CZTI is built by a TIFR-led consortium of institutes across India, including VSSC, URSC, IUCAA, SAC, and PRL. The Indian Space Research Organisation funded, managed, and facilitated the project.

CZTI GRB detections are reported regularly on the payload site at:
http://astrosat.iucaa.in/czti/?q=grb


GCN Circular 35544

Subject
GRB 240107A: VZLUSAT-2 detection
Date
2024-01-16T16:04:16Z (a year ago)
From
Marianna Dafčíková at Masaryk University <500025@mail.muni.cz>
Via
Web form
M. Dafcikova, J. Ripa (Masaryk U.), A. Pal (Konkoly Observatory),  N. Werner  (Masaryk U.), M. Ohno (Hiroshima U.),  L. Meszaros, B. Csak (Konkoly Observatory), H. Takahashi (Hiroshima U.), F. Munz , M. Topinka, F. Hroch, N. Husarikova, J.-P. Breuer (Masaryk U.), J. Hudec, J. Kapus, M. Frajt, M. Rezenov (Spacemanic s.r.o), R. Laszlo (Needronix), G. Galgoczi (Wigner Research Center/Eotvos U.), N. Uchida (ISAS/JAXA), T. Enoto (Kyoto U.), Zs. Frei (Eotvos U.), Y. Fukazawa, K. Hirose, H. Matake (Hiroshima U.), S. Hisadomi (Nagoya U.), Y. Ichinohe (Rikkyo U.), L. L. Kiss (Konkoly Observatory),  T. Mizuno (Hiroshima U.), K. Nakazawa (Nagoya U.), H. Odaka (Univ of Tokyo), K. Torigoe (Hiroshima U.), P. Svoboda, V. Daniel, J. Dudas, M. Junas, J. Gromes (VZLU), I. Vertat (FEL ZCU)  -- the VZLUSAT-2/GRB payload collaboration.
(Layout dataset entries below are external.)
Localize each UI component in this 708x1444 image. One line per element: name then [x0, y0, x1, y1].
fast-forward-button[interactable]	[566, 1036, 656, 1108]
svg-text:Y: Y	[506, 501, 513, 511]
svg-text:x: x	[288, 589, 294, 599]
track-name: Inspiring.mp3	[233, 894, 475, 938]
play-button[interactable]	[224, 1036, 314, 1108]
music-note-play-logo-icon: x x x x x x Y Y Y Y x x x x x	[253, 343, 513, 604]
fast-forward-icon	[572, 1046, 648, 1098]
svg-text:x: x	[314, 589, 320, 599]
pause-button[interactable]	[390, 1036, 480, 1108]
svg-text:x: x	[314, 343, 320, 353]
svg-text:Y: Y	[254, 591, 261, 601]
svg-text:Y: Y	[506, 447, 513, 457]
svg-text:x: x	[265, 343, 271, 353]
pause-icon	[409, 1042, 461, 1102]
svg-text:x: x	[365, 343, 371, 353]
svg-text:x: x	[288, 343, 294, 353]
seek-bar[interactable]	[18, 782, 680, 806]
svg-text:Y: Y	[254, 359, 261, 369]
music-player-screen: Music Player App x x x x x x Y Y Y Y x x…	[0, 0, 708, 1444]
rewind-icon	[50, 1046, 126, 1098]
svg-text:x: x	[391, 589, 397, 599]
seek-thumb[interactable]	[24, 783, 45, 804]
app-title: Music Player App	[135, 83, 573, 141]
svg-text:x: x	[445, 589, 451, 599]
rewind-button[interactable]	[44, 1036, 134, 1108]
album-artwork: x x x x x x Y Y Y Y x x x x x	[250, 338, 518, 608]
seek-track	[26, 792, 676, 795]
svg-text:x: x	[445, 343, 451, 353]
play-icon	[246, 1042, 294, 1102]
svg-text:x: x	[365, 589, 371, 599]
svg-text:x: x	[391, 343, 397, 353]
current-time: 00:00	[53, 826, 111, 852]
The long-duration GRB 240107A (MAXI/GSC detection: GCN 35495; AstroSat detection: GCN 35503; Fermi/GBM detection: trigger no. 726347794; INTEGRAL/SPI-ACS peak detection at 2024-01-07 ~19:16:45 UT) was detected by the GRB detector on board of the VZLUSAT-2 3U CubeSat (https://www.vzlusat2.cz/en/).
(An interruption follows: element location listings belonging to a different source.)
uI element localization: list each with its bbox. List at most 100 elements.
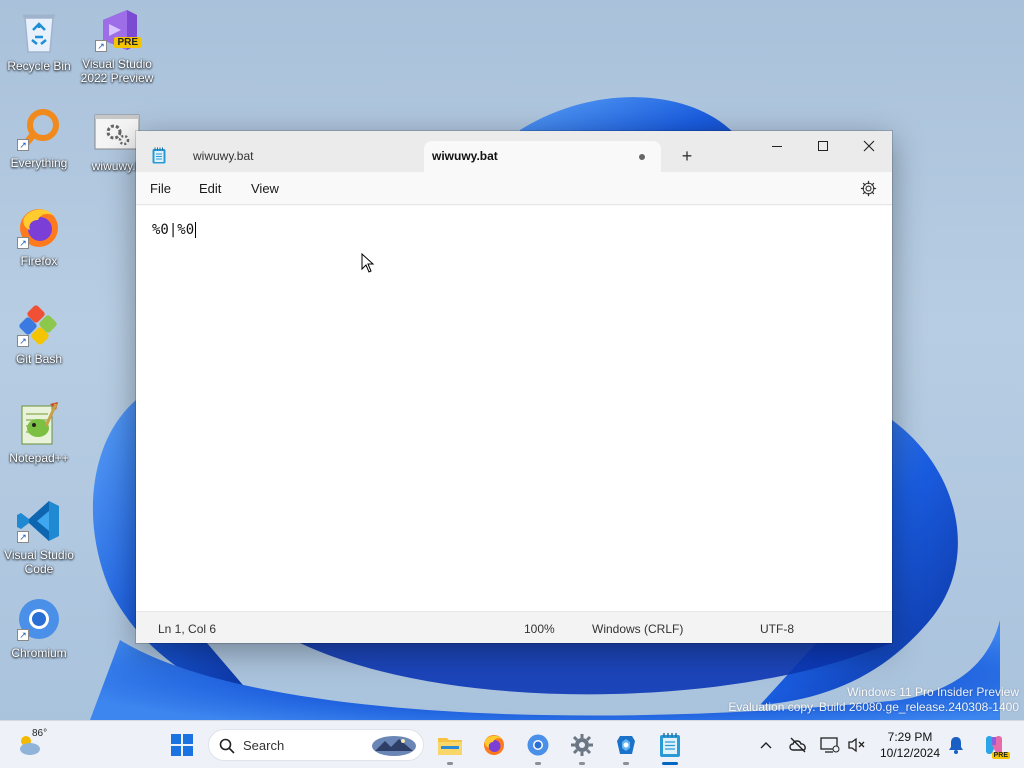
vscode-icon: ↗ bbox=[15, 497, 63, 545]
copilot-pre-badge: PRE bbox=[991, 752, 1010, 759]
taskbar-clock[interactable]: 7:29 PM 10/12/2024 bbox=[874, 729, 946, 761]
taskbar-chromium[interactable] bbox=[522, 729, 554, 765]
firefox-icon: ↗ bbox=[15, 203, 63, 251]
devtool-icon bbox=[617, 736, 635, 754]
taskbar-dev-app[interactable] bbox=[610, 729, 642, 765]
taskbar-search-box[interactable]: Search bbox=[208, 729, 424, 761]
taskbar-firefox[interactable] bbox=[478, 729, 510, 761]
windows-start-icon bbox=[171, 734, 193, 756]
desktop-icon-everything[interactable]: ↗ Everything bbox=[0, 105, 78, 170]
clock-time: 7:29 PM bbox=[887, 730, 933, 744]
copilot-button[interactable]: PRE bbox=[980, 733, 1010, 759]
notifications-button[interactable] bbox=[944, 733, 968, 757]
notepad-icon bbox=[660, 733, 680, 757]
desktop-icon-label-line: 2022 Preview bbox=[80, 71, 154, 85]
desktop-icon-recycle-bin[interactable]: Recycle Bin bbox=[0, 8, 78, 73]
desktop-icon-label: Visual Studio Code bbox=[4, 548, 74, 576]
weather-widget[interactable]: 86° bbox=[16, 727, 76, 763]
maximize-button[interactable] bbox=[800, 131, 846, 161]
weather-temperature: 86° bbox=[32, 728, 48, 739]
desktop-icon-visual-studio-code[interactable]: ↗ Visual Studio Code bbox=[0, 497, 78, 576]
close-icon bbox=[863, 140, 875, 152]
tab-title: wiwuwy.bat bbox=[432, 149, 498, 163]
taskbar-notepad[interactable] bbox=[654, 729, 686, 765]
taskbar-settings[interactable] bbox=[566, 729, 598, 765]
maximize-icon bbox=[818, 141, 828, 151]
tray-onedrive[interactable] bbox=[786, 733, 810, 757]
network-icon bbox=[820, 737, 840, 753]
chromium-icon bbox=[527, 734, 549, 756]
tab-wiwuwy-bat-active[interactable]: wiwuwy.bat bbox=[424, 141, 661, 172]
shortcut-arrow-icon: ↗ bbox=[17, 139, 29, 151]
desktop-icon-label: Notepad++ bbox=[9, 451, 69, 465]
menu-edit[interactable]: Edit bbox=[199, 181, 221, 196]
desktop-icon-notepad-plus-plus[interactable]: Notepad++ bbox=[0, 400, 78, 465]
new-tab-button[interactable]: + bbox=[676, 145, 698, 167]
desktop-icon-label-line: Code bbox=[24, 562, 54, 576]
menu-view[interactable]: View bbox=[251, 181, 279, 196]
tray-volume[interactable] bbox=[844, 733, 868, 757]
tray-network[interactable] bbox=[818, 733, 842, 757]
desktop-icon-label: Firefox bbox=[20, 254, 58, 268]
desktop-icon-label-line: Visual Studio bbox=[82, 57, 152, 71]
chromium-icon: ↗ bbox=[15, 595, 63, 643]
notepad-app-icon bbox=[152, 147, 166, 164]
desktop-icon-label-line: Visual Studio bbox=[4, 548, 74, 562]
status-bar: Ln 1, Col 6 100% Windows (CRLF) UTF-8 bbox=[136, 611, 892, 643]
shortcut-arrow-icon: ↗ bbox=[17, 629, 29, 641]
search-icon bbox=[219, 738, 235, 754]
shortcut-arrow-icon: ↗ bbox=[17, 335, 29, 347]
bell-icon bbox=[949, 737, 963, 754]
text-editor[interactable]: %0|%0 bbox=[136, 206, 892, 611]
cursor-position: Ln 1, Col 6 bbox=[158, 622, 217, 636]
clock-date: 10/12/2024 bbox=[879, 746, 941, 760]
notepad-window[interactable]: wiwuwy.bat wiwuwy.bat + File Edit View %… bbox=[136, 131, 892, 643]
file-explorer-icon bbox=[438, 738, 462, 755]
show-hidden-icons-button[interactable] bbox=[754, 733, 778, 757]
menu-bar: File Edit View bbox=[136, 172, 892, 205]
desktop-icon-label: Visual Studio 2022 Preview bbox=[81, 57, 154, 85]
close-button[interactable] bbox=[846, 131, 892, 161]
active-indicator bbox=[662, 762, 678, 765]
desktop-icon-visual-studio-2022-preview[interactable]: PRE ↗ Visual Studio 2022 Preview bbox=[78, 6, 156, 85]
search-highlight-image-icon bbox=[372, 736, 416, 756]
start-button[interactable] bbox=[166, 729, 198, 761]
desktop-icon-label: Recycle Bin bbox=[7, 59, 71, 73]
line-ending[interactable]: Windows (CRLF) bbox=[592, 622, 683, 636]
taskbar-file-explorer[interactable] bbox=[434, 729, 466, 765]
watermark-line: Windows 11 Pro Insider Preview bbox=[847, 685, 1019, 699]
text-caret bbox=[195, 222, 197, 238]
menu-file[interactable]: File bbox=[150, 181, 171, 196]
editor-text: %0|%0 bbox=[152, 222, 195, 238]
pre-badge: PRE bbox=[114, 37, 141, 48]
shortcut-arrow-icon: ↗ bbox=[95, 40, 107, 52]
cloud-offline-icon bbox=[789, 737, 806, 753]
desktop-icon-git-bash[interactable]: ↗ Git Bash bbox=[0, 301, 78, 366]
editor-content[interactable]: %0|%0 bbox=[152, 222, 197, 238]
encoding[interactable]: UTF-8 bbox=[760, 622, 794, 636]
zoom-level[interactable]: 100% bbox=[524, 622, 555, 636]
running-indicator bbox=[579, 762, 585, 765]
taskbar: 86° Search 7:29 PM 10/12/2024 PRE bbox=[0, 720, 1024, 768]
running-indicator bbox=[623, 762, 629, 765]
desktop-icon-chromium[interactable]: ↗ Chromium bbox=[0, 595, 78, 660]
shortcut-arrow-icon: ↗ bbox=[17, 237, 29, 249]
desktop-icon-label: Chromium bbox=[11, 646, 67, 660]
unsaved-dot-icon[interactable] bbox=[639, 154, 645, 160]
watermark-line: Evaluation copy. Build 26080.ge_release.… bbox=[728, 700, 1019, 714]
desktop-icon-label: wiwuwy.b bbox=[91, 159, 143, 173]
search-placeholder: Search bbox=[243, 738, 285, 753]
tab-wiwuwy-bat-inactive[interactable]: wiwuwy.bat bbox=[180, 141, 422, 172]
recycle-bin-icon bbox=[15, 8, 63, 56]
running-indicator bbox=[447, 762, 453, 765]
minimize-button[interactable] bbox=[754, 131, 800, 161]
shortcut-arrow-icon: ↗ bbox=[17, 531, 29, 543]
volume-muted-icon bbox=[848, 737, 865, 753]
git-bash-icon: ↗ bbox=[15, 301, 63, 349]
settings-gear-icon[interactable] bbox=[860, 180, 877, 197]
notepad-plus-plus-icon bbox=[15, 400, 63, 448]
tab-title: wiwuwy.bat bbox=[193, 149, 254, 163]
mouse-pointer-icon bbox=[361, 253, 374, 273]
title-bar[interactable]: wiwuwy.bat wiwuwy.bat + bbox=[136, 131, 892, 172]
desktop-icon-firefox[interactable]: ↗ Firefox bbox=[0, 203, 78, 268]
The data acquisition was performed by the GRB detector unit no. 0. The detection was confirmed at the peak time 2024-01-07 19:17:17 UTC. The T90 duration is 47 s and the significance during T90 reaches 10 sigma.
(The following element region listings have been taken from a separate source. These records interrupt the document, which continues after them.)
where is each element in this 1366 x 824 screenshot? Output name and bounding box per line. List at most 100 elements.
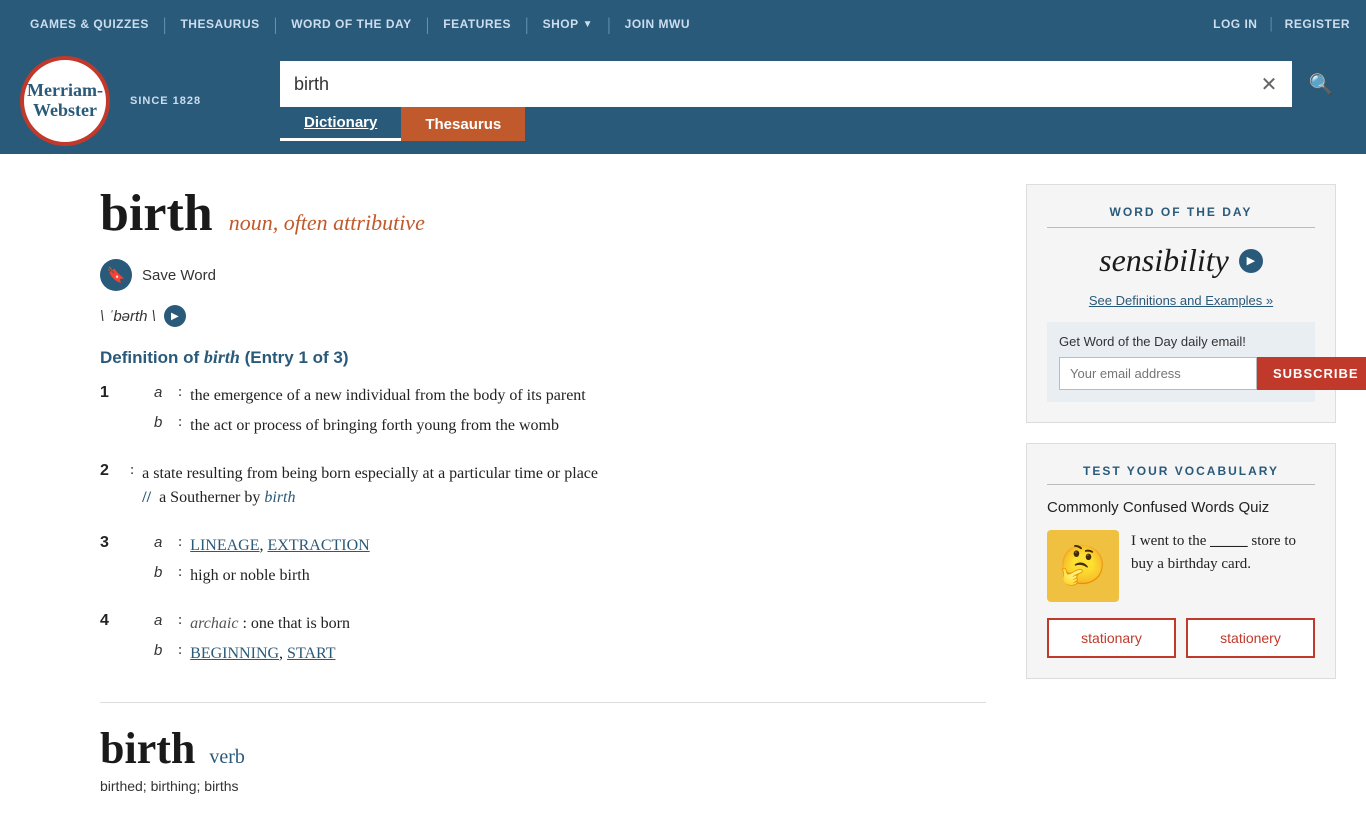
wotd-divider <box>1047 227 1315 228</box>
def-colon-3b: : <box>178 564 182 581</box>
wotd-word-text[interactable]: sensibility <box>1099 242 1229 279</box>
definition-block-1: 1 a : the emergence of a new individual … <box>100 384 986 444</box>
thinking-emoji: 🤔 <box>1059 544 1106 588</box>
def-num-4: 4 <box>100 612 118 630</box>
quiz-option-stationary[interactable]: stationary <box>1047 618 1176 658</box>
logo[interactable]: Merriam- Webster <box>20 56 110 146</box>
email-label: Get Word of the Day daily email! <box>1059 334 1303 349</box>
def-colon-1b: : <box>178 414 182 431</box>
vocab-image: 🤔 <box>1047 530 1119 602</box>
email-section: Get Word of the Day daily email! SUBSCRI… <box>1047 322 1315 402</box>
def-letter-1a: a <box>154 384 170 401</box>
definition-block-2: 2 : a state resulting from being born es… <box>100 462 986 516</box>
vocab-divider <box>1047 484 1315 485</box>
register-link[interactable]: REGISTER <box>1285 17 1350 31</box>
audio-icon[interactable]: ▶ <box>164 305 186 327</box>
search-button[interactable]: 🔍 <box>1292 61 1350 107</box>
vocab-quiz-title: Commonly Confused Words Quiz <box>1047 499 1315 516</box>
def-colon-4a: : <box>178 612 182 629</box>
nav-link-games[interactable]: GAMES & QUIZZES <box>16 17 163 31</box>
extraction-link[interactable]: EXTRACTION <box>267 537 369 554</box>
wotd-audio-button[interactable]: ▶ <box>1239 249 1263 273</box>
top-navigation: GAMES & QUIZZES | THESAURUS | WORD OF TH… <box>0 0 1366 48</box>
sidebar: WORD OF THE DAY sensibility ▶ See Defini… <box>1026 184 1336 794</box>
logo-area: Merriam- Webster SINCE 1828 <box>0 48 280 154</box>
play-icon: ▶ <box>171 311 179 322</box>
def-text-3b: high or noble birth <box>190 564 310 588</box>
logo-text: Merriam- Webster <box>27 81 103 121</box>
chevron-down-icon: ▼ <box>583 19 593 30</box>
tab-thesaurus[interactable]: Thesaurus <box>401 107 525 141</box>
save-word-label[interactable]: Save Word <box>142 267 216 284</box>
word-pos: noun, often attributive <box>229 210 425 236</box>
wotd-see-more-link[interactable]: See Definitions and Examples » <box>1047 293 1315 308</box>
pronunciation: \ ˈbərth \ ▶ <box>100 305 986 327</box>
vocab-card: TEST YOUR VOCABULARY Commonly Confused W… <box>1026 443 1336 679</box>
bookmark-icon[interactable]: 🔖 <box>100 259 132 291</box>
vocab-sentence: I went to the _____ store to buy a birth… <box>1131 530 1315 575</box>
play-icon: ▶ <box>1247 254 1255 267</box>
nav-link-shop[interactable]: SHOP ▼ <box>529 17 607 31</box>
def-num-row-2: 2 : a state resulting from being born es… <box>100 462 986 516</box>
quiz-options: stationary stationery <box>1047 618 1315 658</box>
tab-dictionary[interactable]: Dictionary <box>280 107 401 141</box>
nav-links: GAMES & QUIZZES | THESAURUS | WORD OF TH… <box>16 14 1213 35</box>
word-title: birth <box>100 184 213 243</box>
definition-block-4: 4 a : archaic : one that is born b : <box>100 612 986 672</box>
lineage-link[interactable]: LINEAGE <box>190 537 259 554</box>
wotd-card: WORD OF THE DAY sensibility ▶ See Defini… <box>1026 184 1336 423</box>
def-text-2: a state resulting from being born especi… <box>142 465 598 482</box>
quiz-option-stationery[interactable]: stationery <box>1186 618 1315 658</box>
def-num-1: 1 <box>100 384 118 402</box>
double-slash-2: // <box>142 489 151 506</box>
search-area: ✕ 🔍 Dictionary Thesaurus <box>280 61 1350 141</box>
def-colon-4b: : <box>178 642 182 659</box>
def-letter-3a: a <box>154 534 170 551</box>
search-clear-button[interactable]: ✕ <box>1246 61 1292 107</box>
bookmark-symbol: 🔖 <box>107 266 126 285</box>
def-example-link-2[interactable]: birth <box>264 489 295 506</box>
search-icon: 🔍 <box>1309 72 1334 97</box>
def-example-2: a Southerner by birth <box>159 489 295 506</box>
def-text-4a: archaic : one that is born <box>190 612 350 636</box>
beginning-link[interactable]: BEGINNING <box>190 645 279 662</box>
def-sub-1a: a : the emergence of a new individual fr… <box>130 384 986 408</box>
pronunciation-text: \ ˈbərth \ <box>100 308 156 325</box>
subscribe-button[interactable]: SUBSCRIBE <box>1257 357 1366 390</box>
def-num-row-4: 4 a : archaic : one that is born b : <box>100 612 986 672</box>
archaic-label: archaic <box>190 615 238 632</box>
def-colon-1a: : <box>178 384 182 401</box>
def-num-row-3: 3 a : LINEAGE, EXTRACTION b : high or no… <box>100 534 986 594</box>
definition-entry: (Entry 1 of 3) <box>245 348 349 367</box>
nav-link-wotd[interactable]: WORD OF THE DAY <box>277 17 425 31</box>
def-letter-3b: b <box>154 564 170 581</box>
def-num-3: 3 <box>100 534 118 552</box>
nav-link-thesaurus[interactable]: THESAURUS <box>166 17 273 31</box>
vocab-label: TEST YOUR VOCABULARY <box>1047 464 1315 478</box>
def-text-3a: LINEAGE, EXTRACTION <box>190 534 370 558</box>
email-input[interactable] <box>1059 357 1257 390</box>
definition-word: birth <box>204 347 240 367</box>
def-text-1b: the act or process of bringing forth you… <box>190 414 559 438</box>
email-row: SUBSCRIBE <box>1059 357 1303 390</box>
auth-divider: | <box>1269 15 1272 33</box>
nav-link-features[interactable]: FEATURES <box>429 17 525 31</box>
second-entry: birth verb birthed; birthing; births <box>100 702 986 794</box>
wotd-word: sensibility ▶ <box>1047 242 1315 279</box>
def-text-1a: the emergence of a new individual from t… <box>190 384 586 408</box>
nav-link-join[interactable]: JOIN MWU <box>611 17 704 31</box>
def-sub-4b: b : BEGINNING, START <box>130 642 986 666</box>
def-text-4b: BEGINNING, START <box>190 642 335 666</box>
save-word-row: 🔖 Save Word <box>100 259 986 291</box>
def-main-2: : a state resulting from being born espe… <box>130 462 986 516</box>
login-link[interactable]: LOG IN <box>1213 17 1257 31</box>
definition-heading: Definition of birth (Entry 1 of 3) <box>100 347 986 368</box>
definition-block-3: 3 a : LINEAGE, EXTRACTION b : high or no… <box>100 534 986 594</box>
main-layout: birth noun, often attributive 🔖 Save Wor… <box>0 154 1366 824</box>
start-link[interactable]: START <box>287 645 335 662</box>
def-colon-2: : <box>130 462 134 479</box>
entry2-pos: verb <box>209 746 245 769</box>
search-input[interactable] <box>280 61 1246 107</box>
def-sub-2: : a state resulting from being born espe… <box>130 462 986 510</box>
def-sub-3a: a : LINEAGE, EXTRACTION <box>130 534 986 558</box>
The light curve obtained by VZLUSAT-2 is available here:
https://vzlusat2.konkoly.hu/static/share/GRB240107A_GCN_VZLUSAT2.pdf

All VZLUSAT-2 detections are listed at: https://monoceros.physics.muni.cz/hea/VZLUSAT-2/
The GRB detectors on VZLUSAT-2 are a demonstration payload for a future CubeSat constellation (Werner et al. Proc. SPIE 2018). Two GRB modules of VZLUSAT-2 are placed in a perpendicular manner and each consists of a 75 x 75 x 5 mm3 CsI scintillator read out by a SiPM array, covering the energy range from ~30 keV to ~1000 keV. VZLUSAT-2 was launched on 2022 January 13 from Cape Canaveral.